TAFTA pour Transatlantic Free Trade Agreement, TTIP pour Transatlantic Trade and Investment Partnership, en bref, Partenariat Transatlantique de Libre-échange, AECG pour Accord Economique et Commercial Global, la même chose avec le Canada et enfin APE pour Accord de Partenariat Economique avec l'Afrique.

Juste quelques lettres qui reviennent dans l'actualité mais qui cachent bien des choses. Cachent est le bon mot puisque les négociations sont secrètes et mêmes nos représentants politiques n'ont pas accès au dossier ou dans des conditions qui ne respirent pas la transparence: une pièce surveillée, pas le droit de photographier ou d'enregistrer…bref, c'est trop sérieux pour qu'on vous en parle.

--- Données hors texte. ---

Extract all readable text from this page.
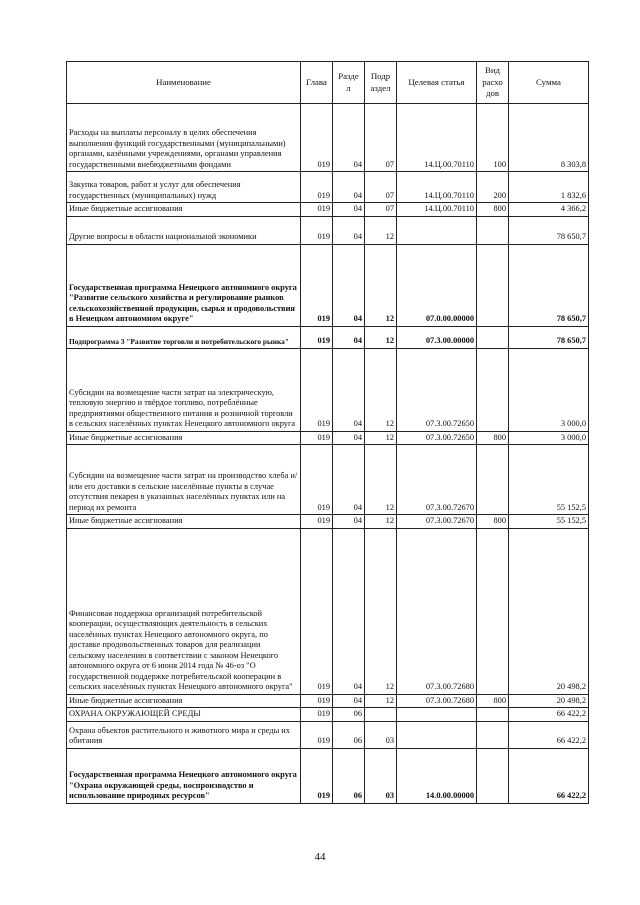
Наименование	Глава	Разде л	Подр аздел	Целевая статья	Вид расхо дов	Сумма
Расходы на выплаты персоналу в целях обеспечения выполнения функций государственными (муниципальными) органами, казёнными учреждениями, органами управления государственными внебюджетными фондами	019	04	07	14.Ц.00.70110	100	8 303,8
Закупка товаров, работ и услуг для обеспечения государственных (муниципальных) нужд	019	04	07	14.Ц.00.70110	200	1 832,6
Иные бюджетные ассигнования	019	04	07	14.Ц.00.70110	800	4 366,2
Другие вопросы в области национальной экономики	019	04	12			78 650,7
Государственная программа Ненецкого автономного округа "Развитие сельского хозяйства и регулирование рынков сельскохозяйственной продукции, сырья и продовольствия в Ненецком автономном округе"	019	04	12	07.0.00.00000		78 650,7
Подпрограмма 3 "Развитие торговли и потребительского рынка"	019	04	12	07.3.00.00000		78 650,7
Субсидии на возмещение части затрат на электрическую, тепловую энергию и твёрдое топливо, потреблённые предприятиями общественного питания и розничной торговли в сельских населённых пунктах Ненецкого автономного округа	019	04	12	07.3.00.72650		3 000,0
Иные бюджетные ассигнования	019	04	12	07.3.00.72650	800	3 000,0
Субсидии на возмещение части затрат на производство хлеба и/или его доставки в сельские населённые пункты в случае отсутствия пекарен в указанных населённых пунктах или на период их ремонта	019	04	12	07.3.00.72670		55 152,5
Иные бюджетные ассигнования	019	04	12	07.3.00.72670	800	55 152,5
Финансовая поддержка организаций потребительской кооперации, осуществляющих деятельность в сельских населённых пунктах Ненецкого автономного округа, по доставке продовольственных товаров для реализации сельскому населению в соответствии с законом Ненецкого автономного округа от 6 июня 2014 года № 46-оз "О государственной поддержке потребительской кооперации в сельских населённых пунктах Ненецкого автономного округа"	019	04	12	07.3.00.72680		20 498,2
Иные бюджетные ассигнования	019	04	12	07.3.00.72680	800	20 498,2
ОХРАНА ОКРУЖАЮЩЕЙ СРЕДЫ	019	06				66 422,2
Охрана объектов растительного и животного мира и среды их обитания	019	06	03			66 422,2
Государственная программа Ненецкого автономного округа "Охрана окружающей среды, воспроизводство и использование природных ресурсов"	019	06	03	14.0.00.00000		66 422,2
44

C'est là le dernier avatar du libéralisme censé réguler la mondialisation par le marché. Et comme l'OMC, Organisation Mondiale du Commerce, patine, notamment à cause de l'agriculture, on essaie de descendre un cran en dessous en négociant par continents.

Mais là encore, c'est l'agriculture qui nous fait prendre conscience des dangers. Tant qu'on traite de biens industriels, de services et de finance, c'est l'affaire des spécialistes et chacun ne se sent pas trop concerné même si on sent qu'en particulier au niveau des services publics, la marchandisation nous fait passer du statut d'usager à qui on doit un service à celui de client dont on doit tirer un bénéfice. Mais, où que ce soit dans le monde, quand on touche à l'agriculture, on touche à l'alimentation et par là-même, au-delà du marché que ça représente, à la santé et à la culture de chaque habitant de la planète.

Il y a donc des enjeux nationaux à savoir  que comme le disait Pompidou: "un pays doit d'abord avoir la capacité de se nourrir" mais aussi que comme ont pu le dire les africains envers les pays occidentaux: "l'alimentation est aussi une arme de destruction massive" en fonction de qui la contrôle.

Mais surtout, il y a un enjeu humain. Dans tout ces traités, l'homme est réduit au consommateur. Que deviennent ses dimensions familiale, culturelle, religieuse ? quand elles sont évoquée, c'est pour les marchandiser .

Heureusement, dans le peu qu'on devine de ces accords, le consommateur commence à comprendre qu'il est pris pour un pigeon et l'homme pose la question de savoir où il est pris en compte.

A quelque chose malheur est bon: à trop vouloir négocier en catimini, notre attention a été attirée et maintenant, sans parodier Jacques Chancel avec son "et Dieu dans tout ça ?,  la question est posée "et l'Homme dans tout ça ?". C'est déjà un bon pas de franchi. Un 1er pas pour remettre l'économie au service de l'homme et surtout pas l'homme au service de l'économie.

Ma grand-mère disait: "Après en tens, ne bé en antre" (après un temps en vient un autre). Peut-être qu'après celui du marché et de la croissance viendra celui de la solidarité et du développement, finalement le programme du CCFD Terre Solidaire.